Am 02.11.23 um 12:50 schrieb Roger Sayle:
> 
> This patch optimizes a few special cases in avr.md's *insv.any_shift.<mode>
> instruction.  This template handles tests for a single bit, where the result
> has only a (different) single bit set in the result.  Usually (currently)
> this always requires a three-instruction sequence of a BST, a CLR and a BLD
> (plus any additional CLR instructions to clear the rest of the result
> bytes).
> The special cases considered here are those that can be done with only two
> instructions (plus CLRs); an ANDI preceded by either a MOV, a SHIFT or a
> SWAP.
> 
> Hence for C=1 in HImode, GCC with -O2 currently generates:
> 
>          bst r24,1
>          clr r24
>          clr r25
>          bld r24,0
> 
> with this patch, we now generate:
> 
>          lsr r24
>          andi r24,1
>          clr r25
> 
> Likewise, HImode C=4 now becomes:
> 
>          swap r24
>          andi r24,1
>          clr r25
> 
> and SImode C=8 now becomes:
> 
>          mov r22,r23
>          andi r22,1
>          clr 23
>          clr 24
>          clr 25
> 
> 
> I've not attempted to model the instruction length accurately for these
> special cases; the logic would be ugly, but it's safe to use the current
> (1 insn longer) length.
> 
> This patch has been (partially) tested with a cross-compiler to avr-elf
> hosted on x86_64, without a simulator, where the compile-only tests in
> the gcc testsuite show no regressions.  If someone could test this more
> thoroughly that would be great.
> 
> 
> 2023-11-02  Roger Sayle  <roger@nextmovesoftware.com>

CCing Andrew.

Hi, here is a version based on yours.

I am still unsure of what to make with this insn; one approach would be
to post-reload split which simplifies the pattern a bit.  However, when
the current pattern would use MOVW, in a split version we'd get one
more instruction because there would be no MOVW but two MOV's.

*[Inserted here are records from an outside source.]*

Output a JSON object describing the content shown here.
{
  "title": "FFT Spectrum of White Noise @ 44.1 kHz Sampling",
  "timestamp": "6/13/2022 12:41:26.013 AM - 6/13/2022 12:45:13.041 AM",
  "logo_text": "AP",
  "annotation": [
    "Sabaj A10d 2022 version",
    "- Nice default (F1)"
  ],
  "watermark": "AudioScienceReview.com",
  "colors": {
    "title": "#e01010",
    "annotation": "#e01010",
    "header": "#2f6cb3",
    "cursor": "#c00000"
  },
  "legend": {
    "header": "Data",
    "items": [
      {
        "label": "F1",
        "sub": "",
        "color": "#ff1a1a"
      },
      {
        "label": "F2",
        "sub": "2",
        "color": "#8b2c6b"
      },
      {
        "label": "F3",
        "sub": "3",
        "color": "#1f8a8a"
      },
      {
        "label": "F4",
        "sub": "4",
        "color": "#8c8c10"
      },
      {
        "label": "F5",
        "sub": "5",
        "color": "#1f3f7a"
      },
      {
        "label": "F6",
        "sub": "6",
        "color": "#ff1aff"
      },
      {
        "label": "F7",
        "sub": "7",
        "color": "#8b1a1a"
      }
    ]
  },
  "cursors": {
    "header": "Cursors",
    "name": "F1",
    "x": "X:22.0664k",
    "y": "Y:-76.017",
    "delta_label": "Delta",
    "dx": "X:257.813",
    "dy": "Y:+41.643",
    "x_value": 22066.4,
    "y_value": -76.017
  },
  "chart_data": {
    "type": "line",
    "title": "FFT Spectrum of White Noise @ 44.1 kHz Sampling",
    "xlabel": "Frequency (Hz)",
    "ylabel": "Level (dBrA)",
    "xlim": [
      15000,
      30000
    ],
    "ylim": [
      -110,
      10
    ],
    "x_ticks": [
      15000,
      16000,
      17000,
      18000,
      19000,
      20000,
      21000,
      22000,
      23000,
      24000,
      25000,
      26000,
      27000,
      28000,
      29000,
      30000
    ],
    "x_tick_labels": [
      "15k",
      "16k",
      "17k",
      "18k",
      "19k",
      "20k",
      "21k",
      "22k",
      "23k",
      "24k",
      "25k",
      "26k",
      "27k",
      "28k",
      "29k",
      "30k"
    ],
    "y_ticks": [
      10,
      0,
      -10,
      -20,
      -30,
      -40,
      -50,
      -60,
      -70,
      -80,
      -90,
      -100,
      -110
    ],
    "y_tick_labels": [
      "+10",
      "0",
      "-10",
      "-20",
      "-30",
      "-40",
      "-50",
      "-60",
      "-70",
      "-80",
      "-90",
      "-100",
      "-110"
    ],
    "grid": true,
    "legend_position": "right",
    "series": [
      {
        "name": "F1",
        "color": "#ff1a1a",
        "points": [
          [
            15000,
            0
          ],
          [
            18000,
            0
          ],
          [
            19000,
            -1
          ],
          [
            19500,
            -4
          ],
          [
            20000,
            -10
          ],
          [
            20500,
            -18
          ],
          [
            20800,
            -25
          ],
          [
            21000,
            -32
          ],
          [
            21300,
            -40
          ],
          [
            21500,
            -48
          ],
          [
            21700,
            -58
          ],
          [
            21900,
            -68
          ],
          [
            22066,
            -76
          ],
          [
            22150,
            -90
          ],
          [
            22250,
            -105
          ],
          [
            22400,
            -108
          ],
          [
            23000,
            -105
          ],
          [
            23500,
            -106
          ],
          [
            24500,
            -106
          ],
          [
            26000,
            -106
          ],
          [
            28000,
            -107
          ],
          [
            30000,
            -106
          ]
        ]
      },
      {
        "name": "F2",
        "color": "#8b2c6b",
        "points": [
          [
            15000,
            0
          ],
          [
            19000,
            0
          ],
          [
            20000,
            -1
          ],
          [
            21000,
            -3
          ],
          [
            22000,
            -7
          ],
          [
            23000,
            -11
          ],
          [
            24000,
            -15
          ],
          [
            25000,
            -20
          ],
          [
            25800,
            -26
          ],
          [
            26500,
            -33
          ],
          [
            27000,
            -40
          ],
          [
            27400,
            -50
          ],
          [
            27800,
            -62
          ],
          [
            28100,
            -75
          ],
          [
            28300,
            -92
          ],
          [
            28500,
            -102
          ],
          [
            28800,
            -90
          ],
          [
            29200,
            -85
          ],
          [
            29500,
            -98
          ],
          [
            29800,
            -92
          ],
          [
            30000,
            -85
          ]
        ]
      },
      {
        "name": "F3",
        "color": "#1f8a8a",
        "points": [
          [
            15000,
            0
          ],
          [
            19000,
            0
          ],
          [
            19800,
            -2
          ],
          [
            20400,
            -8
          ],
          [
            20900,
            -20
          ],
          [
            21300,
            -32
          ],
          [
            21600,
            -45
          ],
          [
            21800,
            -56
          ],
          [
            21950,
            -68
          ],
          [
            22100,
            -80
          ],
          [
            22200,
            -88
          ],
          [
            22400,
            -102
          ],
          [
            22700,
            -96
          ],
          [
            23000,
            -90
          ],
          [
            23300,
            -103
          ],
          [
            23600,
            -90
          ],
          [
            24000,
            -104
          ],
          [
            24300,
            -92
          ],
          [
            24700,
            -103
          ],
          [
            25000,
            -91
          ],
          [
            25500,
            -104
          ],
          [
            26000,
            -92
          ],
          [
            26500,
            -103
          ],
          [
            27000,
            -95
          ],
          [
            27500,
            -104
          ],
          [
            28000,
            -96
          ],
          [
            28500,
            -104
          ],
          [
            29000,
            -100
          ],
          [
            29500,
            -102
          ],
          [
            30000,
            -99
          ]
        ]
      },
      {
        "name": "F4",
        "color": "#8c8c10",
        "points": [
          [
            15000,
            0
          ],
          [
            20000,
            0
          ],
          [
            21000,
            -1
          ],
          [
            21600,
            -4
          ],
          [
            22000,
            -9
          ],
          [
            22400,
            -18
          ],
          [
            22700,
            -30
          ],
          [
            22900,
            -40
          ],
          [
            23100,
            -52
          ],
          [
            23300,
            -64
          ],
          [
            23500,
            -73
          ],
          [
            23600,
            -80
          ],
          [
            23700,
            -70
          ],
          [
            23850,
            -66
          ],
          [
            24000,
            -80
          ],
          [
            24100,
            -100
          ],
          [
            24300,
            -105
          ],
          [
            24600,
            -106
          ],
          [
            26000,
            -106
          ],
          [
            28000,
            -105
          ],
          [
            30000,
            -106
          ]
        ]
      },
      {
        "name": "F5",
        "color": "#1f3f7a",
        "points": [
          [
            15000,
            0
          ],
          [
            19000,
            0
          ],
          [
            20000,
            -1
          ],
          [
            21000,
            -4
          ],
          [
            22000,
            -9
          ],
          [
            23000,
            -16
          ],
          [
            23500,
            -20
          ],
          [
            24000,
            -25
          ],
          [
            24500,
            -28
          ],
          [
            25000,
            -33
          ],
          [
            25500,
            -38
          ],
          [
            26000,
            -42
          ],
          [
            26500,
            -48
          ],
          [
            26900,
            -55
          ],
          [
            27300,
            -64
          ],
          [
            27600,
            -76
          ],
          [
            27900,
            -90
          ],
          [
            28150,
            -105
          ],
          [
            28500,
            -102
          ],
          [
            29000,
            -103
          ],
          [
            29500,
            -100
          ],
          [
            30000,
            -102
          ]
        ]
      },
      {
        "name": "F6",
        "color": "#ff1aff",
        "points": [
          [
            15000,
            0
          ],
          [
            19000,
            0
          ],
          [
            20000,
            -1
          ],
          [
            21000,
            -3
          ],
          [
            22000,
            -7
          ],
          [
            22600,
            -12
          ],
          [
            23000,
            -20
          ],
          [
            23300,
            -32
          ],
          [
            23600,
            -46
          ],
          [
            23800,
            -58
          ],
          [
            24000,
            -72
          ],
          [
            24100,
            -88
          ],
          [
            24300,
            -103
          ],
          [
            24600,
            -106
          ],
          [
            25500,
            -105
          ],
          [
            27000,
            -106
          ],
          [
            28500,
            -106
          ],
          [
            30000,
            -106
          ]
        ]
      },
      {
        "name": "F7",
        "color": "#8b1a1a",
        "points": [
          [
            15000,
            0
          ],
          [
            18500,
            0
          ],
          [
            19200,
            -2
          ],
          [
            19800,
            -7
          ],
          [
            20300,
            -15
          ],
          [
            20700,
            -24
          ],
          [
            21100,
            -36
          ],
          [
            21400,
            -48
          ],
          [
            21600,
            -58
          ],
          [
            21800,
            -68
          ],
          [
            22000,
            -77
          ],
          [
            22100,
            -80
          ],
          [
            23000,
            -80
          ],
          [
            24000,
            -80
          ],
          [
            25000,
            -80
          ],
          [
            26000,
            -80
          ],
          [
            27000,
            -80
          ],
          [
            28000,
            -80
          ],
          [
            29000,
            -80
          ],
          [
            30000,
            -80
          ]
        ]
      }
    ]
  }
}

Splitting would improve situation when not all of the output bytes
are used by following code, though.

Maybe Andrew has an idea; he helped a lot to improve code generation
by fixing and tweaking middle-end using AVR test cases like for PR55181
or PR109907.

Anyway, here is a version that works out exact code lengths, and it
handles some more cases.

Then I am not really sure if testcases that assert certain instruction
sequences from optimizers is a good idea or rather a liability:
The middle-end is not very good at generating reproducible code
across versions.  In particular, it's not uncommon that newer GCC
versions no more find some optimizations.  So the attached patch just
has a dg-do run without asserting anything on the exact code sequence.

Johann

--

Improve insn output for "*insv.any_shift.<mode>".

gcc/
	* config/avr/avr-protos.h (avr_out_insv): New proto.
	* config/avr/avr.md (adjust_len) [insv]: Add to define_attr.
	(*insv.any_shift.<mode>): Output using...
	* config/avr/avr.cc (avr_out_insv): ...this new function.
	(avr_adjust_insn_length) [ADJUST_LEN_INSV]: Handle new case.

gcc/testsuite/
	* gcc.target/avr/torture/insv-anyshift.c: New test.